@ CornusMas
Du richtest an Migranda u.a. diese Frage:
>>Wieso laufen Menschen bei „Querdenken“ mit, obwohl die Proteste von Rechtsradikalen unterwandert werden?<<
Es gibt dazu eine interessante Theorie, die auch in dem von Dir verlinkten Artikel kurz angerissen, in einem früheren Artikel jedoch ausführlich behandelt wird:
>>Was verbindet Esoterik und Rechtsextremismus?
Bei den Corona-Demos liefen Esoteriker*innen neben Neonazis mit. Wir haben mit einer Expertin darüber gesprochen, was sie ideologisch gemeinsam haben.<<
Interview von Franziska Koohestani
mit Jenny Willner, Dozentin für Komparatistik an der LMU. Sie unterrichtet psychoanalytische Literaturwissenschaft und forscht über Wissenschaftsgeschichte, Esoterik und politische Ideologie im 20. Jahrhundert.
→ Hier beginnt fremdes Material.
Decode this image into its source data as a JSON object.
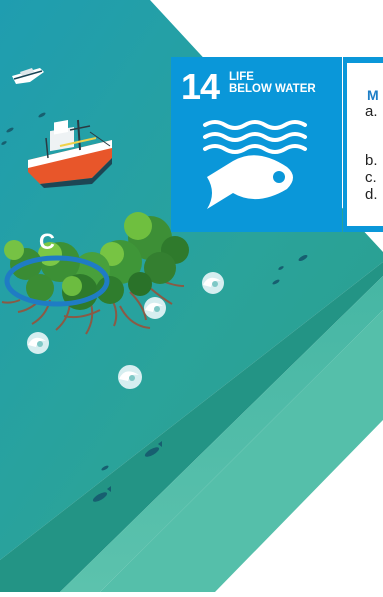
{
  "sdg_tile": {
    "number": "14",
    "title_line1": "LIFE",
    "title_line2": "BELOW WATER",
    "color": "#0a97d9",
    "icon": "fish-and-waves-icon"
  },
  "side_list": {
    "heading": "M",
    "items": [
      "a.",
      "b.",
      "c.",
      "d."
    ]
  },
  "map": {
    "marker_label": "C",
    "marker_color": "#1f7cc4",
    "sea_color": "#2ea79b",
    "seabed_color": "#4cb8a8",
    "shore_color": "#3fae9e"
  }
}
jetzt.de/SZ vom 04.09.2020
Link: https://www.jetzt.de/politik/was-verbindet-esoterik-und-rechtsextremismus
Drei Auszüge:
>> ...Überschneidungen von Antisemitismus, Rassismus und Esoterik gab es schon Jahrzehnte vor dem Nationalsozialismus. Ich habe mich viel mit dieser Grauzone um 1900 befasst: In Form von Weltanschauungsliteratur, die oft ähnlich strukturiert ist wie Verschwörungstheorien. Zum Beispiel im Umfeld der Lebensreform-Bewegung, in der man Freikörperkultur und Vegetarismus propagierte – und das Impfen als eine Vergiftung sah, die natürliche Immunisierung verhindert. Für die Nazis galt Impfen später sogar als Bestandteil einer jüdischen Verschwörung. Es gibt einen Zusammenhang zwischen Esoterik, Paranoia und völkischer Ideologie – aber der ist nicht geradlinig. Die Alternativmedizin und auch Teile der Reformpädagogik und der Ökologiebewegung haben diese Geschichte bis heute nie richtig aufgearbeitet. Das alles hat einiges gemeinsam mit dem, was wir jetzt sehen. ...<<
>> ... in der Gesellschaft [entstand] der Wunsch nach einem einheitlichen und anschaulichen Weltbild. Dieses Bedürfnis wird mit dem neuen Virus wieder akut. Es ist schwer, damit klarzukommen, dass wir wenig über Corona wissen, und dass naturwissenschaftliche Forschung erstmal zu vorläufigen Ergebnissen führt. Wesentlich sind aber auch Probleme, die nur gesellschaftswissenschaftlich erklärt werden können. Es ist doch alles furchtbar gerade: die Auflösung sozialer Sicherheitssysteme, die Zunahme prekärer Lebensläufe, auch wie der Einzelne dauernd unter Kontrolle steht, Hartz IV, Abstiegsängste. Mit den wirtschaftlichen und sozialen Folgen von Corona verschärft sich das alles. Und die neoliberale Ideologie, derzufolge man selbst für sein Glück zuständig sei, ist da auch nicht gerade hilfreich.
Inwiefern?
Das erzeugt Druck. Und bedeutet im Umkehrschluss: Du bist selbst schuld, wenn es schiefläuft. Wie auch schon vor 100 Jahren gibt es also Gründe, unzufrieden zu sein, zu protestieren. Was sich aber gerade lärmend bemerkbar macht, dieser ‚Corona-Soundtrack‘, ist eine wahnhafte Reaktion darauf. Die Not ist wirklich, aber man kommt nicht einmal an sie heran. So wahnhaft ist die Reaktion. ...<<
>> ... Woran zeigt sich Paranoia denn im Zusammenhang mit den Demonstrationen noch?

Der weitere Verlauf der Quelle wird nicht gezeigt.